Garrity isn't one to resist some football romanticism, and now the house is Jason's. Except Erin is realizing that she's going to need the help of her East Coast parents to raise her child. And thus, Episode 5 ends with a similar cliffhanger as Season 2: Jason persuaded her to keep the baby, now can he actually see the child?

So now how real is "Friday Night Lights" going to get? Are Jason and his cohorts actually going to be able to flip a giant, outdated suburban monstrosity in 2008? Is it going to give the budding real estate moguls enough cash to send Street happily back east to be with his baby and Erin? Or is the house going to languish on the market -- a Buddy Garrity-approved Realtor couldn't sell it, after all -- and send the boys careening into a life of debt and petty crime? There's only seven episodes left, and Porter leaves the series before it concludes this season, so here's bettin' on the happy ending.

Other notes from this week's "Friday Night Lights:"

Strongest subplot: Julie's tattoo. With Tami (Connie Britton) having been promoted to principal, we haven't seen too much of her just being a mom this season. That changed this week, when daughter Jule (Aimee Teegarden) showed up at the kitchen counter with a tat scribbled on her ankle.
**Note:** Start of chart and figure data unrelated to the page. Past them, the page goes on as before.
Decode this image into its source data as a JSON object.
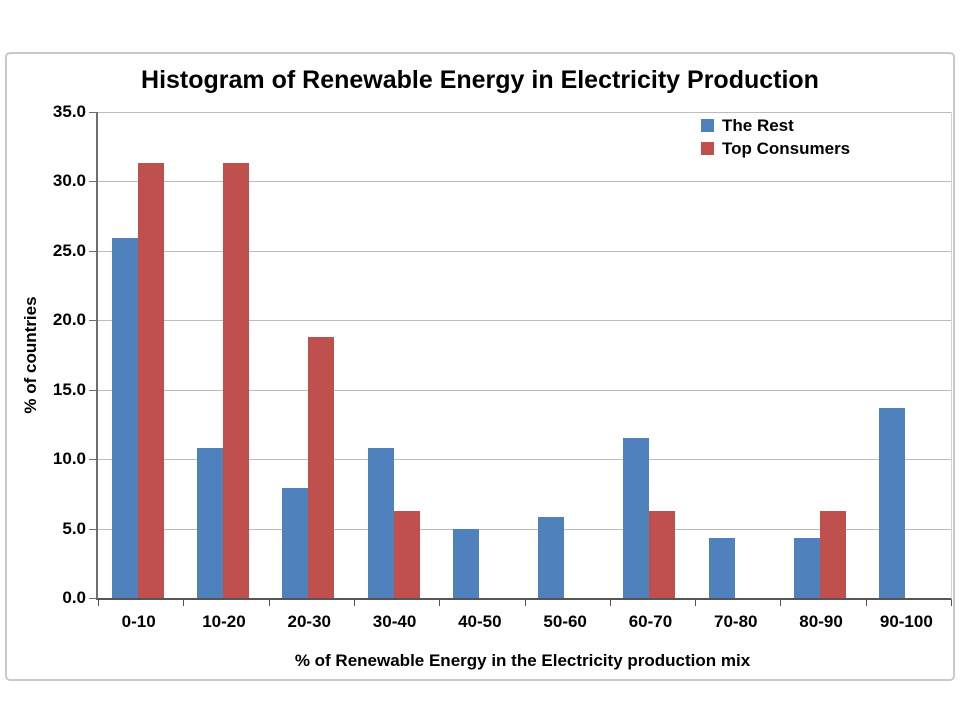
{
  "chart_data": {
    "type": "bar",
    "title": "Histogram of Renewable Energy in Electricity Production",
    "xlabel": "% of Renewable Energy in the Electricity production mix",
    "ylabel": "% of countries",
    "categories": [
      "0-10",
      "10-20",
      "20-30",
      "30-40",
      "40-50",
      "50-60",
      "60-70",
      "70-80",
      "80-90",
      "90-100"
    ],
    "series": [
      {
        "name": "The Rest",
        "color": "#4F81BD",
        "values": [
          25.9,
          10.8,
          7.9,
          10.8,
          5.0,
          5.8,
          11.5,
          4.3,
          4.3,
          13.7
        ]
      },
      {
        "name": "Top Consumers",
        "color": "#C0504D",
        "values": [
          31.3,
          31.3,
          18.8,
          6.3,
          0,
          0,
          6.3,
          0,
          6.3,
          0
        ]
      }
    ],
    "ylim": [
      0,
      35
    ],
    "ytick_step": 5,
    "ytick_labels": [
      "0.0",
      "5.0",
      "10.0",
      "15.0",
      "20.0",
      "25.0",
      "30.0",
      "35.0"
    ],
    "grid": true,
    "legend_position": "top-right"
  }
}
While Julie's choice in ink isn't that great -- a rose in a heart, no color -- Julie's justification for it is all frustrated teenager, annoyed at even being questioned about it: "I was walking home from work, and I had my paycheck, and I always wanted one."

It leads to a tearjerker of a scene with mom and daughter, on their way to have the tattoo removed. They never get to the tattoo removal shop in San Antonio, as Tami pulls the car over, and reveals to Julie that she had a wild streak herself. With the anger having long subsided, she doesn't lecture, and instead offers a quick lesson plan for every parent watching the series, simply asking her daughter to promise that the tattoo doesn't equal some journey down a rebellious path.

It's the simple things: Matt Saracen (Zach Gilford) had a tough episode, with Coach Eric Taylor (Kyle Chandler) finally breaking the news that he will not be the stating QB anymore. That scene was probably a little weaker than it could have been. He talks himself out of quitting to the coach with this speech: "I'll sit on your bench. I'll come to practice and do whatever you want me to do, but I'm gonna hate it, and you're gonna hate it." A bit melodramatic for "Friday Night Lights," and the coach will probably get over it with a win.

Better was the scene with Saracen and his mom (Kim Dickens). He's reluctantly warming to her, and the two seemed to finally have a moment of understanding near the end of the episode. After explaining to mom, who had just done some grocery shopping, why it may not be a good idea to come to the football game, what with having lost the starting job and all, he extends to her a peace offering: "Want a cookie?"